Helped out by drummer Jeremiah Green (of the Modest Mouse), bassist Jason Talley and violin player Seth Warren, they recorded But Sleep Came Slowly (Rx Remedy, 1997), a collection of quiet, introspective and mostly instrumental pieces. Like in the case of the Built To Spill, their songs are amoeba-like pseudo-jamming structures that freely elaborate a theme relying more on atmosphere and feeling than on catchy refrains. Their songs don't punch, they wander. They are not photographs, they are documentaries of emotions. The instrumental parts are designed to last and expand, frequently bordering on chaotic and cacophonous but never quite losing control of the center of mass. This method can achieve touching beauty and sublime tenderness, as in I Thought About You and Thick With The Paint Swaying (with Lois on vocals). The 10-minute Becomes For The Kind is both arduously complex and surprisingly delicate, an "acid" organ refracting the rough guitar riffs, the rhythm rising and subduing like waves, the lengthy coda built around a hypnotic repetition of the guitar theme until it dissolves in dub-drenched beats and jungle noises. The whispered aria of Nitetime Memories Of The Coastline glides on an almost ecstatic torpor. Discreet touches of xylophone, kalimba, organ, violin, synthesizer enhance the magic. While a few songs seem simply unfocused rehearsals, when the method works it yields mesmerizing strands of sound.

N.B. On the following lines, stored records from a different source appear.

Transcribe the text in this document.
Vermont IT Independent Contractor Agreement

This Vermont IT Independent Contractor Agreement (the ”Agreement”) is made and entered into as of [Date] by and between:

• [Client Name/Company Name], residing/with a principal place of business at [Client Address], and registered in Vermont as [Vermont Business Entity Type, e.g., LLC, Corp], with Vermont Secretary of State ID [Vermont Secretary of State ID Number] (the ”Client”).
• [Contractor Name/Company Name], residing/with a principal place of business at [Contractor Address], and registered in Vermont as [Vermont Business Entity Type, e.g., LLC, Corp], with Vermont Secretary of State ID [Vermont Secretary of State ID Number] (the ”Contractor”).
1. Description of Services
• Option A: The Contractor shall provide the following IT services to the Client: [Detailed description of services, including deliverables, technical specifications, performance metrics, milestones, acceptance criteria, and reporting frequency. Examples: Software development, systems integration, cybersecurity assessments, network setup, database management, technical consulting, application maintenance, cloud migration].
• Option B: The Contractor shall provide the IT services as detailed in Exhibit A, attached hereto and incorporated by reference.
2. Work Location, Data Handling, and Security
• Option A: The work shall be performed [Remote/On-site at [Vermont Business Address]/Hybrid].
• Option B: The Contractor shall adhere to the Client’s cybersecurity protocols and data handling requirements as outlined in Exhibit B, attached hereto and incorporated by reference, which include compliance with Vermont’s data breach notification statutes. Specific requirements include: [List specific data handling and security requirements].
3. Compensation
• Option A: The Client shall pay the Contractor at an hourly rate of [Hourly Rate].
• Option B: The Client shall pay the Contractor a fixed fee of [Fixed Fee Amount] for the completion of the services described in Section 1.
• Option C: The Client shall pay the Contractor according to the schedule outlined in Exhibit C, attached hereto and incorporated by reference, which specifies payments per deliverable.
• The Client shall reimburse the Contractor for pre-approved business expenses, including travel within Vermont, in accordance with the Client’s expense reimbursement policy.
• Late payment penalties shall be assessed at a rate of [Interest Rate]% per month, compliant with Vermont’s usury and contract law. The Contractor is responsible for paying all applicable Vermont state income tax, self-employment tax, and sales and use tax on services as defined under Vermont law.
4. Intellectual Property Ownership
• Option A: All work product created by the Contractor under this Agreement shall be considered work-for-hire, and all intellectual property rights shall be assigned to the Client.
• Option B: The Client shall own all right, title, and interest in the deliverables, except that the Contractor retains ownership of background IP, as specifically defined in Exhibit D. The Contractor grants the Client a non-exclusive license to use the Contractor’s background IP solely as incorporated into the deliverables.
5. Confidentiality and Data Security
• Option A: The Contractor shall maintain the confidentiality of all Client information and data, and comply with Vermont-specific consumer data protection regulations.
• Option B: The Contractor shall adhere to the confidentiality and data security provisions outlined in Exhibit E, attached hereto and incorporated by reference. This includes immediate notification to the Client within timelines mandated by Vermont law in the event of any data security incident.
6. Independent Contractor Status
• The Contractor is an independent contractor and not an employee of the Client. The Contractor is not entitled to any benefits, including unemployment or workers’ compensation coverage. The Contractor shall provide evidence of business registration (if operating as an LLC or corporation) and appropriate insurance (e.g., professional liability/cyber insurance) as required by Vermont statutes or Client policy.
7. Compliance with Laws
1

On Life In A Bubble Can Be Beautiful (Touch & Go, 1999) there is precious little singing, and, except for one case, vocals are delegated to guesting female singers (including Lois Maffeo). The quartet plays a weird variety of folk-inspired psychedelic dirge, very often anchored to a low-key jamming of the guitars, sometimes enhanced by the wailing of a violin. This technique is best at work in the instrumental tracks, such as the opening How Did This Room Get So White and As a matter of fact, voice is a minor detail in the minimalistic sonata of Boring Ghosts. The effect can be trascendental, as in the longest (and instrumental) track, Parts Per Million, which begins as a folky version of an early Pink Floyd suite and then fades into clouds of reverbs and glissandos drifting over ghostly beats. The other tour de force, An Alarm Goes Off, is no less rooted in trance and hypnosis, but here percussive noises run the show and the pace slows down to a funeral march. Impressionistic and introspective ballads such as A Sailor's Warning and September resemble a cross between Tim Buckley and Codeine. Built To Spill come to memory, but in a rather anemic and raw form. Dirty Three too, in a less virtuosistic and more psychedelic version.

Red Stars Theory's drummer Jeremiah Green joined bassist Adam Howrey, guitarist Ryan Kraft, vocalist Tristan McKay Marcum, keyboardist Mary Thinnes, and formed Vells. Their debut EP, Vells (Luckyhorse, 2003), contains folk-pop ditties such as Gun for Gun, Blue Blue Bones, Light on the Right In Sunless Seas.